DeeAnn cCoy and Jackie Thomas flipped Casa Estrella in 2017 but decided to move in rather than sell.
PHOTOGRAPHY BY ANTHONY-MASTERSON
Venture no further than the front door of DeeAnn McCoy and Jackie Thomas’ Indian Canyons home to glean a sense of the longtime couple’s delightful duality. While the interior of the portal is painted in a serious slate gray, its street face features a door lacquered in fuchsia, a lickable shade that entices hummingbirds and Palm Springs Door Tour–goers alike.
“Dee said, ‘There’s no way we’re painting that door pink,’” Thomas recalls of a tense moment during the 2017 renovation of their 5,600-square-foot home, Casa Estrella, a 1975 custom design by celebrated architect Hal Lacy and Hollywood set designer James McNaughton. “I guess some of us like pink — it’s called Pink Dahlia, actually — more than others.”
And, so the dichotomies go at Casa Estrella (so named for the street it sits on). Yet, even in the face of paint-color conflicts and clashes over cost, McCoy (a former advertising executive from Oregon who favors elegant restraint, a self-styled Bruce Wayne of DC Comics fame) and Thomas (a veteran of Nike global marketing and sworn “budget buster” with the fiendish laugh to prove it) manage a healthy equilibrium.
“As someone once said, ‘Behind every door, at every turn, there’s a surprise.’”
“It’s easier to talk about the characteristics of the house than it is to talk about us,” McCoy says. “But as someone once said about our place, ‘Behind every door, at every turn, there’s a surprise.’ I think we’re a surprise.” That quotable someone was Lisa Vossler Smith, executive director of Palm Springs Modernism Week, which featured Casa Estrella as a showcase house in 2018.
As partners in Thomboy Properties Inc. a firm specializing in desert-modern home restorations, the women had planned to flip Casa Estrella, treating it like any of the other 26 projects they’ve completed in Greater Palm Springs over the last decade.

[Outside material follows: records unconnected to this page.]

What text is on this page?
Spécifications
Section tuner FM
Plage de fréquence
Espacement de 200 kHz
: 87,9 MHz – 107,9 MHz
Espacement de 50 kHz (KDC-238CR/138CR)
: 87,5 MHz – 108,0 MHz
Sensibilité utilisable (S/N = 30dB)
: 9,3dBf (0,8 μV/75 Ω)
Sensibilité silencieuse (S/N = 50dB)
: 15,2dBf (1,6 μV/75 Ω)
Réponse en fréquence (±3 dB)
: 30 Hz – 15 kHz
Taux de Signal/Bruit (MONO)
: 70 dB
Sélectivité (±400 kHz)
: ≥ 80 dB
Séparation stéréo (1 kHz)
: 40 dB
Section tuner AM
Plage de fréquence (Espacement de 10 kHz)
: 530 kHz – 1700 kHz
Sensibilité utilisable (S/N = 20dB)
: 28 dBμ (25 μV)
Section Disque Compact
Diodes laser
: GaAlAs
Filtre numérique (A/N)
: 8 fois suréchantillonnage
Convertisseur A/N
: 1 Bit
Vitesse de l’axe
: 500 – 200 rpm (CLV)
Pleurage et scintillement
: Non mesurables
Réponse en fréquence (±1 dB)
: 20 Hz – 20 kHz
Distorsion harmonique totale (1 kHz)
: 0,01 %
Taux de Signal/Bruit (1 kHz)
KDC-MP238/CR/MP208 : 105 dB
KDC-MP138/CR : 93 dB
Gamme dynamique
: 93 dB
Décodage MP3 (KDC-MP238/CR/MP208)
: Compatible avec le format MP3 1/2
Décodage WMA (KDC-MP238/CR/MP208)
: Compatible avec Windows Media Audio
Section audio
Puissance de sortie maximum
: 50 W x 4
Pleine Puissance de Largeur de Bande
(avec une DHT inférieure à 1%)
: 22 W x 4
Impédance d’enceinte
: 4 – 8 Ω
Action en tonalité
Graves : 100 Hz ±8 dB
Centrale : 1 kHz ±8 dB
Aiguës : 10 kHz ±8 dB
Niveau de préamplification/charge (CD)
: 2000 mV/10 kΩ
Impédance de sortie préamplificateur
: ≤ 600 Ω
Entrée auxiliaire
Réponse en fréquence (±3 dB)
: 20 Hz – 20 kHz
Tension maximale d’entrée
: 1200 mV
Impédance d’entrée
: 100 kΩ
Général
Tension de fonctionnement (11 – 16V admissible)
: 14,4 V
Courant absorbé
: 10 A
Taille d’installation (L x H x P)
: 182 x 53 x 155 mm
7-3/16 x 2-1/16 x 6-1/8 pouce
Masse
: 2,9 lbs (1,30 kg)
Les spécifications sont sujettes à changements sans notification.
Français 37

While the stucco exterior of Casa Estrella is indeed painted white (the most practical choice for sunbaked locales), another surprise is the Montauk Black slate floor that the couple selected, which provides a sense of anchoring that befits — gulp — a forever home. “This house made us want to dig in, get comfortable, and stay put,” McCoy says.
Given the homeowners’ art sensibility, the dark base also grounds the colossal abstract canvases, where breathtaking swooshes meet eye-popping punch. “People have asked us, ‘Why is your art so big?’ The simple answer is, ‘Because we have the space,’” McCoy says. “At this scale, the art is so much more dynamic and impactful.”
“This house made us want to dig in, get comfortable, and stay put.”
“It’s like a car accident that you don’t want to look at, but you can’t help it,” Thomas says with a wide grin. “It’s that good.” During these hours, the television’s blue screen — accommodated, by way of some light carpentry, into the original 1970s casework — casts the hypnotic spell on the room, while Savage’s art recedes into the dark.
But that is the exception, not the rule. By and large, the art throughout Casa Estrella inspires passage from space to space, if only to see, as Vossler Smith suggested, what each has in store.
The bold black-and-white brushstrokes of a large-scale painting in the foyer by Balinese artist Suliyat Buamar seem to direct you, like an enthusiastic compass, to other parts of the house. Like the hallway, where a lone female nude by Michele Russo, a 40th birthday present from Thomas to McCoy, underscores the paradoxical nature of Casa Estrella. After all, one critic described the late Portland painter’s work as both “classical and abstract … reserved and confrontational.”
“This particular place had something special that captivated the real-estate mavens.”
The formal living room flaunts a second painting by Buamar. Its ochre tones are reflected in a trio of long-necked glassware and a pair of vintage Stiffel brass table lamps. (Dare we also mention the golden superhero belt on the oversize model of Bruce Wayne’s alter ego, Batman?) Two minimalist chandeliers twinkle above.
But the literal star of the space is the Curtis Jere wall sculpture. Were it not for McCoy and Thomas obligingly parting with another beloved Jere piece in order to ink a deal on one of their flips, this particularly cosmic work may never have taken its rightful place above the mantle. Now it catches the eye as an artistic interpretation of Casa Estrella’s patron celestial bodies.
“I promised Dee we’d find another Jere that we’d love, and we ended up finding the right one,” says Thomas of the fateful finishing touch. “Filling the house with beautiful pieces, art and objects that emote, makes living here such a personal and sensuous experience.” One with two distinctly influential sides.